Abstract Because pigs are intermediate or amplifying hosts for several zoonotic viruses, the pig-derived PK-15 cell line is an indispensable tool for studying viral pathogenicity and developing treatments, vaccines, and preventive measures to mitigate the risk of disease outbreaks. However, we must consider the possibility of contamination by type I interferons (IFNs), such as IFNα and IFNβ, or IFN-inducing substances, such as virus-derived double-stranded RNA or bacterial lipopolysaccharides, in clinical samples, leading to lower rates of viral isolation.
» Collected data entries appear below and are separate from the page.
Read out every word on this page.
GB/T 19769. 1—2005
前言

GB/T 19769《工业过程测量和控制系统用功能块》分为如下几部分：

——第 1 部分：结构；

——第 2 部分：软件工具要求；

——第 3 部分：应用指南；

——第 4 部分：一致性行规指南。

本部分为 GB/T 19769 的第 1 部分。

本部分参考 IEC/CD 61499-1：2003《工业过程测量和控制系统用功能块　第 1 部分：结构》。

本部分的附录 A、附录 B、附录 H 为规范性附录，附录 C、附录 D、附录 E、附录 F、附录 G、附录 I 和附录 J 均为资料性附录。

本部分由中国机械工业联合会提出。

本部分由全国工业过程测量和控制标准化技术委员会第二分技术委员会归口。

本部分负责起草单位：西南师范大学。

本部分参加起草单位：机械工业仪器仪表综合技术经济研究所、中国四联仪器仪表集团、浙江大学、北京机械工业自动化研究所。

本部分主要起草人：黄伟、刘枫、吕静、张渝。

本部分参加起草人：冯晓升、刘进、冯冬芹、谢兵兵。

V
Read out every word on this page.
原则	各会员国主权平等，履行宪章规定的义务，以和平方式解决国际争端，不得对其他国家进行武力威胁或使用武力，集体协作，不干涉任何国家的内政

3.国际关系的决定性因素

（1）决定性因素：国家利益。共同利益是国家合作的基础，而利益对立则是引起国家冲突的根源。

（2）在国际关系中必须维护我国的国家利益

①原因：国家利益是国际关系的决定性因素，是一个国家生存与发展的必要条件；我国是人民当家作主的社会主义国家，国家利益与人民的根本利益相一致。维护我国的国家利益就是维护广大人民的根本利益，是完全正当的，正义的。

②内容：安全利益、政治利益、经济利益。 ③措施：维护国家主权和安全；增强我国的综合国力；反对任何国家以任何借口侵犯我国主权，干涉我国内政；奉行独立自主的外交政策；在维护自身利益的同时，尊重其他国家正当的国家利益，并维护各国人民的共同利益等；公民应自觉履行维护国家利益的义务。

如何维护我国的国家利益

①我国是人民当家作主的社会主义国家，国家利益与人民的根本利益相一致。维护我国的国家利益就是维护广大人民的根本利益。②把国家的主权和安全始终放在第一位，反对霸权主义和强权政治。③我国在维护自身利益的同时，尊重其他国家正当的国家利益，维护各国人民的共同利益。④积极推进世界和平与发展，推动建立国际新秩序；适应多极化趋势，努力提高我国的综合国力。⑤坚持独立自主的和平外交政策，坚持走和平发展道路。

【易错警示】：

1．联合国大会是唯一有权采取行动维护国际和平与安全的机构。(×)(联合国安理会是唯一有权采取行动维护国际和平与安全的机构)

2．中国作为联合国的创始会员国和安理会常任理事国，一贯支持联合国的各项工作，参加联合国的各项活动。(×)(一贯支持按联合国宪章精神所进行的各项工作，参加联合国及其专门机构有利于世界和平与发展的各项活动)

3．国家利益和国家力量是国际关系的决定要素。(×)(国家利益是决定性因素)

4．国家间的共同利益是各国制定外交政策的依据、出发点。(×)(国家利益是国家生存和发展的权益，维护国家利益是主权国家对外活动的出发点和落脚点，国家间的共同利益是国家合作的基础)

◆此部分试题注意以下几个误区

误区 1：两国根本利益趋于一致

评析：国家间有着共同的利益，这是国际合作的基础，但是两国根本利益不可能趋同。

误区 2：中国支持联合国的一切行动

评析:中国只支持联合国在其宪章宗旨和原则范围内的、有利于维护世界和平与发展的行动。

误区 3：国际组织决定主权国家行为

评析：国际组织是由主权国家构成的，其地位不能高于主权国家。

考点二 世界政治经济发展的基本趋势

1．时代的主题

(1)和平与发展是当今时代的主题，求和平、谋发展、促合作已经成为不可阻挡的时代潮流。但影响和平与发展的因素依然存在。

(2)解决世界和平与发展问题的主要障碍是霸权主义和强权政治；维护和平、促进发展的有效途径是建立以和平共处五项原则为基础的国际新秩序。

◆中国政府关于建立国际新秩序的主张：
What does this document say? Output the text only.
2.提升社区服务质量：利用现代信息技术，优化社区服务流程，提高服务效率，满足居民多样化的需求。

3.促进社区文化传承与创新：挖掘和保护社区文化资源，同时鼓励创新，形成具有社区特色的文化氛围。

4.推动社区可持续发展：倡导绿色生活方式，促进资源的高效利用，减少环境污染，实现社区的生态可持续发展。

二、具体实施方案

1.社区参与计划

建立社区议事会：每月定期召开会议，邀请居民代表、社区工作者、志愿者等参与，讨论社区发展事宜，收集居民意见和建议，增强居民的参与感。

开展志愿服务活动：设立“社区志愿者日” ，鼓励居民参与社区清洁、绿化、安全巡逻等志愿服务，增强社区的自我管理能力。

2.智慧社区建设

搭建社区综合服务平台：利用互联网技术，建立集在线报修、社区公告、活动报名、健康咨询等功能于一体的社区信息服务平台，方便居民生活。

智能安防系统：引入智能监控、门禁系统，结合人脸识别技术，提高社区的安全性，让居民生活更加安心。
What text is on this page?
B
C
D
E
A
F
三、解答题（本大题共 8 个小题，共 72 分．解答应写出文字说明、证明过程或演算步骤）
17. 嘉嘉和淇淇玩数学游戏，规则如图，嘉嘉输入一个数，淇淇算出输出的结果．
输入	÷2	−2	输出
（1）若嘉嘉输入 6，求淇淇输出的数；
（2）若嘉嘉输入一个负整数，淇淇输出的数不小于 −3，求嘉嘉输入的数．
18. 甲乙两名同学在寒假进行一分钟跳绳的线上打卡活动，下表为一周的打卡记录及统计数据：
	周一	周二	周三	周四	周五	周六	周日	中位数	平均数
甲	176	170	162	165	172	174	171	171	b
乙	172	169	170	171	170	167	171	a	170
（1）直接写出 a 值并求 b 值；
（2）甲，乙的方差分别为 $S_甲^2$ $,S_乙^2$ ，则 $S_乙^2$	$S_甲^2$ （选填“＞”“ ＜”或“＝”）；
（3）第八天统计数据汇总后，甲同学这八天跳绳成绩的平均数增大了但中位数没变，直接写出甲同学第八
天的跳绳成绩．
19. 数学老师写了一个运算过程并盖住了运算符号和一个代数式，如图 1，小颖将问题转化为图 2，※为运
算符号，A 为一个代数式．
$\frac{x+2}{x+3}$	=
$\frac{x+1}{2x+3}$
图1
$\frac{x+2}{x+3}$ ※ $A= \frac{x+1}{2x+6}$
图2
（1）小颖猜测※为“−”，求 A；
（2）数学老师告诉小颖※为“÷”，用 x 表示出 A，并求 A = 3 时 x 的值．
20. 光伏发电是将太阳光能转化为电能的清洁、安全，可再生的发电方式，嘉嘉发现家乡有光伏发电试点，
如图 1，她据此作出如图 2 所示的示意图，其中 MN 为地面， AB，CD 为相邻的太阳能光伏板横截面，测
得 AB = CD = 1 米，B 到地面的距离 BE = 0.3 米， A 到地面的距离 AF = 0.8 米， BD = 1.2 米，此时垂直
In this study, we aimed to generate a PK-15 cell line that can be used to isolate viruses from clinical samples carrying a risk of contamination by IFN-inducing substances. To this end, we depleted the IFN alpha and beta receptor subunit 1 ( Ifnar1 ) gene in PK-15 cells using a clustered regularly interspaced short palindromic repeats (CRISPR)/CRISPR-associated protein 9 method. Treatment of PK-15 cells lacking Ifnar1 with IFNβ resulted in no inhibitory effects on viral infection by a lentiviral vector, influenza virus, and Akabane virus. These results demonstrate that PK-15 cells lacking Ifnar1 could represent a valuable and promising tool for viral isolation, vaccine production, and virological investigations.